I would like to say that the reason for our success so far is that the boys always take the initiative, are highly self-governed and self-motivated, and that the parents of the boys are just plain awesome. Well, the fact of the matter is that the reason for our success, in my opinion, is that the parents, particularly the dads, simply show up and make it a point to engage themselves with their boys.
From the start, we wanted to avoid being and recruiting what I termed, “red-taillight parents.” In other words, we expected the parent or parents to stay and not just to drive away, showing their red taillights. In a lot of cases, both parents are involved–the father is a scoutmaster or assistant scoutmaster, and the mother sits on the troop committee or serves as a volunteer for another committee. On campouts, it is not uncommon to have two dads to every three boys present. Additionally, the consistently high parent turnout allows for relationships to be built, values to be shared, and trust to be established. Because of this relational foundation built on trust, on the occasions when I am not present, I can be assured that the parents who are present will nurture, and discipline (when necessary) my boys as I would. This is scouting at its best, and I am proud to know each of the parents and each of the boys of Troop 633.

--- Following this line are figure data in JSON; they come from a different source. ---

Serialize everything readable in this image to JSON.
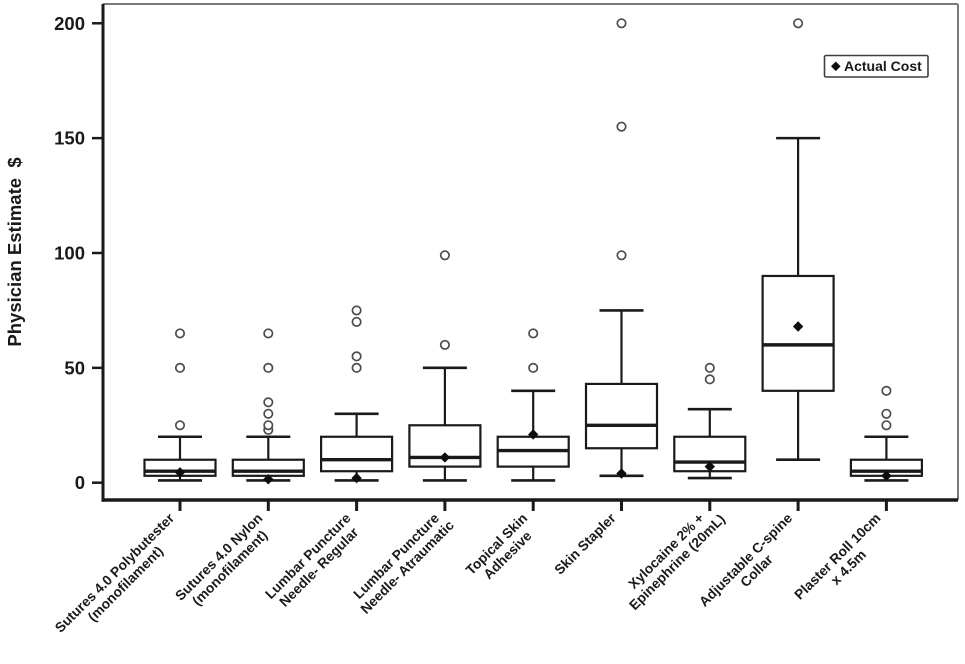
{
  "figure": {
    "background_color": "#ffffff",
    "axis_color": "#1a1a1a",
    "frame_color": "#7a7a7a",
    "outlier_color": "#4d4d4d",
    "marker_color": "#0d0d0d"
  },
  "chart_data": {
    "type": "boxplot",
    "title": "",
    "xlabel": "",
    "ylabel": "Physician Estimate  $",
    "ylim": [
      0,
      200
    ],
    "yticks": [
      0,
      50,
      100,
      150,
      200
    ],
    "grid": false,
    "legend": {
      "label": "Actual Cost",
      "marker": "filled-diamond",
      "position": "top-right"
    },
    "categories": [
      "Sutures 4.0 Polybutester (monofilament)",
      "Sutures 4.0 Nylon (monofilament)",
      "Lumbar Puncture Needle- Regular",
      "Lumbar Puncture Needle- Atraumatic",
      "Topical Skin Adhesive",
      "Skin Stapler",
      "Xylocaine 2% + Epinephrine (20mL)",
      "Adjustable C-spine Collar",
      "Plaster Roll 10cm x 4.5m"
    ],
    "boxes": [
      {
        "category": "Sutures 4.0 Polybutester (monofilament)",
        "label_lines": [
          "Sutures 4.0 Polybutester",
          "(monofilament)"
        ],
        "whisker_low": 1,
        "q1": 3,
        "median": 5,
        "q3": 10,
        "whisker_high": 20,
        "outliers": [
          25,
          50,
          65
        ],
        "actual_cost": 4.5
      },
      {
        "category": "Sutures 4.0 Nylon (monofilament)",
        "label_lines": [
          "Sutures 4.0 Nylon",
          "(monofilament)"
        ],
        "whisker_low": 1,
        "q1": 3,
        "median": 5,
        "q3": 10,
        "whisker_high": 20,
        "outliers": [
          23,
          25,
          30,
          35,
          50,
          65
        ],
        "actual_cost": 1.5
      },
      {
        "category": "Lumbar Puncture Needle- Regular",
        "label_lines": [
          "Lumbar Puncture",
          "Needle- Regular"
        ],
        "whisker_low": 1,
        "q1": 5,
        "median": 10,
        "q3": 20,
        "whisker_high": 30,
        "outliers": [
          50,
          55,
          70,
          75
        ],
        "actual_cost": 2
      },
      {
        "category": "Lumbar Puncture Needle- Atraumatic",
        "label_lines": [
          "Lumbar Puncture",
          "Needle- Atraumatic"
        ],
        "whisker_low": 1,
        "q1": 7,
        "median": 11,
        "q3": 25,
        "whisker_high": 50,
        "outliers": [
          60,
          99
        ],
        "actual_cost": 11
      },
      {
        "category": "Topical Skin Adhesive",
        "label_lines": [
          "Topical Skin",
          "Adhesive"
        ],
        "whisker_low": 1,
        "q1": 7,
        "median": 14,
        "q3": 20,
        "whisker_high": 40,
        "outliers": [
          50,
          65
        ],
        "actual_cost": 21
      },
      {
        "category": "Skin Stapler",
        "label_lines": [
          "Skin Stapler"
        ],
        "whisker_low": 3,
        "q1": 15,
        "median": 25,
        "q3": 43,
        "whisker_high": 75,
        "outliers": [
          99,
          155,
          200
        ],
        "actual_cost": 4
      },
      {
        "category": "Xylocaine 2% + Epinephrine (20mL)",
        "label_lines": [
          "Xylocaine 2% +",
          "Epinephrine (20mL)"
        ],
        "whisker_low": 2,
        "q1": 5,
        "median": 9,
        "q3": 20,
        "whisker_high": 32,
        "outliers": [
          45,
          50
        ],
        "actual_cost": 7
      },
      {
        "category": "Adjustable C-spine Collar",
        "label_lines": [
          "Adjustable C-spine",
          "Collar"
        ],
        "whisker_low": 10,
        "q1": 40,
        "median": 60,
        "q3": 90,
        "whisker_high": 150,
        "outliers": [
          200
        ],
        "actual_cost": 68
      },
      {
        "category": "Plaster Roll 10cm x 4.5m",
        "label_lines": [
          "Plaster Roll 10cm",
          "x 4.5m"
        ],
        "whisker_low": 1,
        "q1": 3,
        "median": 5,
        "q3": 10,
        "whisker_high": 20,
        "outliers": [
          25,
          30,
          40
        ],
        "actual_cost": 3
      }
    ]
  }
}
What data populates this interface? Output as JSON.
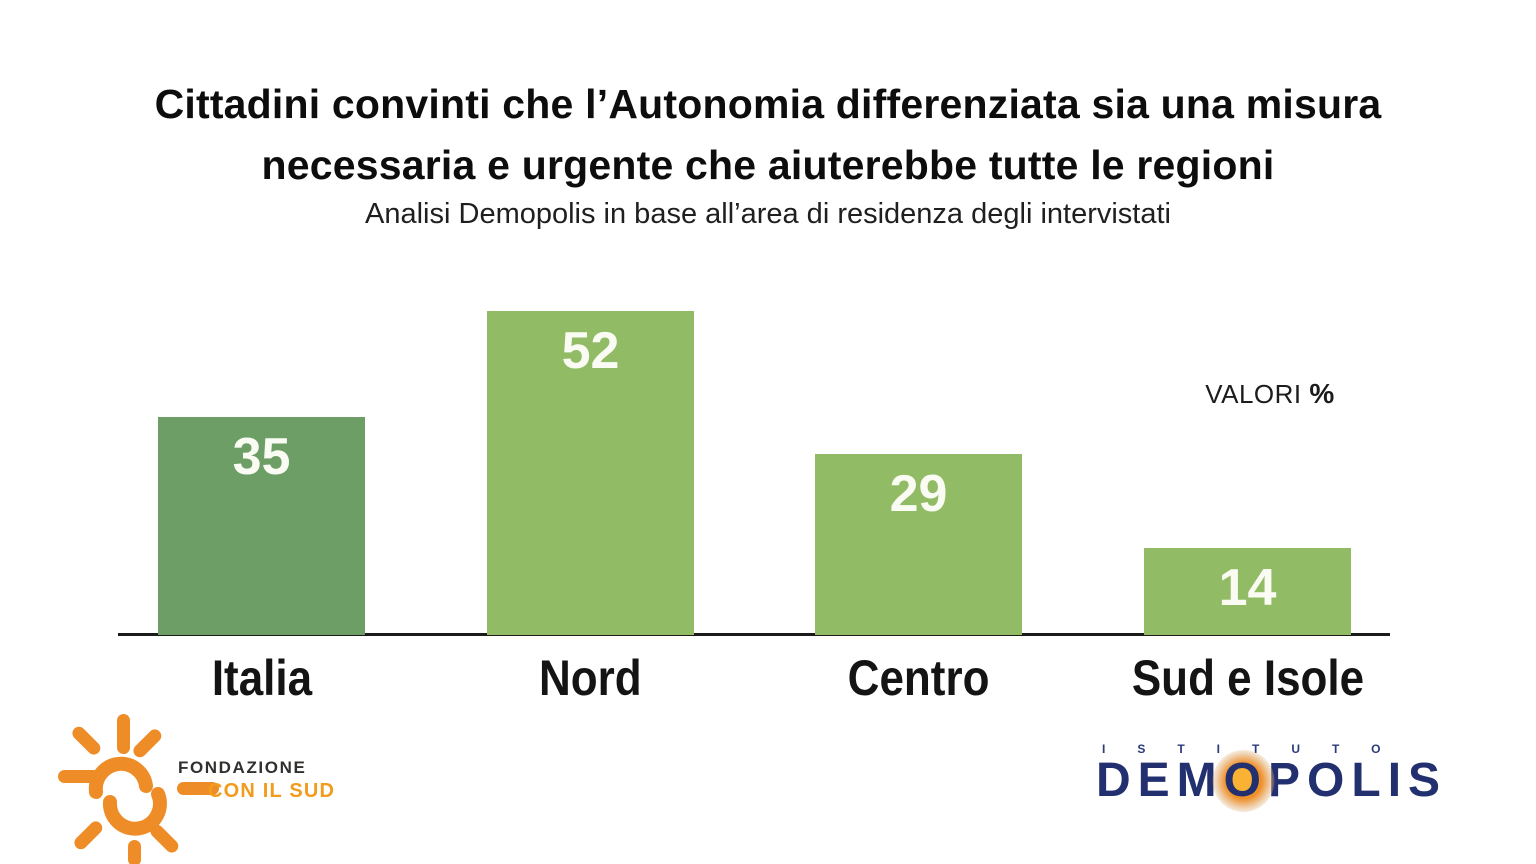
{
  "title": {
    "line1": "Cittadini convinti che l’Autonomia differenziata sia una misura",
    "line2": "necessaria e urgente che aiuterebbe tutte le regioni"
  },
  "subtitle": "Analisi Demopolis in base all’area di residenza degli intervistati",
  "valori": {
    "label": "VALORI",
    "pct": "%"
  },
  "chart_data": {
    "type": "bar",
    "title": "Cittadini convinti che l’Autonomia differenziata sia una misura necessaria e urgente che aiuterebbe tutte le regioni",
    "subtitle": "Analisi Demopolis in base all’area di residenza degli intervistati",
    "categories": [
      "Italia",
      "Nord",
      "Centro",
      "Sud e Isole"
    ],
    "values": [
      35,
      52,
      29,
      14
    ],
    "unit": "percent",
    "value_note": "VALORI %",
    "ylim": [
      0,
      60
    ],
    "grid": false,
    "legend": "none",
    "bar_colors": [
      "#6d9e66",
      "#92bb65",
      "#92bb65",
      "#92bb65"
    ]
  },
  "footer": {
    "fondazione": {
      "line1": "FONDAZIONE",
      "line2": "CON IL SUD"
    },
    "demopolis": {
      "istituto": "ISTITUTO",
      "name_prefix": "DEM",
      "name_o": "O",
      "name_suffix": "POLIS"
    }
  },
  "colors": {
    "bar_italia": "#6d9e66",
    "bar_other": "#92bb65",
    "value_text": "#fafcf4",
    "axis": "#1a1a1a",
    "title_text": "#0d0d0d",
    "navy": "#233070",
    "orange_sun": "#ee8c27",
    "orange_text": "#f29b1d"
  }
}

Why I Recommend Scouting to Homeschoolers
Oddly enough, I do not think the main reason is to reach the rank of Eagle Scout. What is more, I do not think it is to make the boys “trustworthy, loyal, helpful, friendly, courteous, kind, obedient, cheerful, thrifty, brave, clean, and reverent” (the Scout law). Although these are great goals, they are not the ends in themselves. They are the means to an even greater end.
Do not get me wrong. Of course I want all of the boys to attain the Eagle Scout rank and to embody the Scout law. However, having a rank and abiding by this law do not necessarily make the boys the kind of people God wants them to be. In fact, if we are not careful, we might very well be raising hypocrites. As I mentioned earlier, I wanted an avenue that would allow me to engage with my sons and to restore their hearts to myself and ultimately to the Lord. This was my goal—a goal we, as fathers, should all endeavor to attain. Allow me to elaborate.
The troop has afforded me time to “sit down and walk along the road, lie down and get up” (Deut. 6:7) with my boys when I could ask the tough questions in life and to challenge their worldviews. It has provided me opportunities to challenge their initiative, sense of responsibility, and integrity when meeting certain merit badge requirements. Further, it has allowed me to challenge them physically and mentally so they can build character, grow strong, and grow in perseverance. Last and certainly not least, on a spiritual level it has granted me many occasions for corporate prayer, worship, and reading of scripture and for challenging theological discussion. I am eternally grateful to Doug and the entire Boy Scout organization for allowing this home schooling father to accomplish these important goals.
A Challenge for Dads
Allow me to challenge you fathers who have sons. What is your reason for participating in scouting (or anything, for that matter)? Do you have an eternal perspective? Are you embodying the kind of example—in your heart as well as in your actions—that Christ expects of you in front of your boys? Are you preparing them for a great life here on earth and an even better life in heaven? Are you being the spiritual leader of your home and training your boys to become the same when they have families? These are tough questions, I know. My hope and prayer is that as you engage your boys, whether in scouting or not, you would do so in such a manner that would make them strong, build integrity and godly character, and ultimately turn their hearts to the Lord.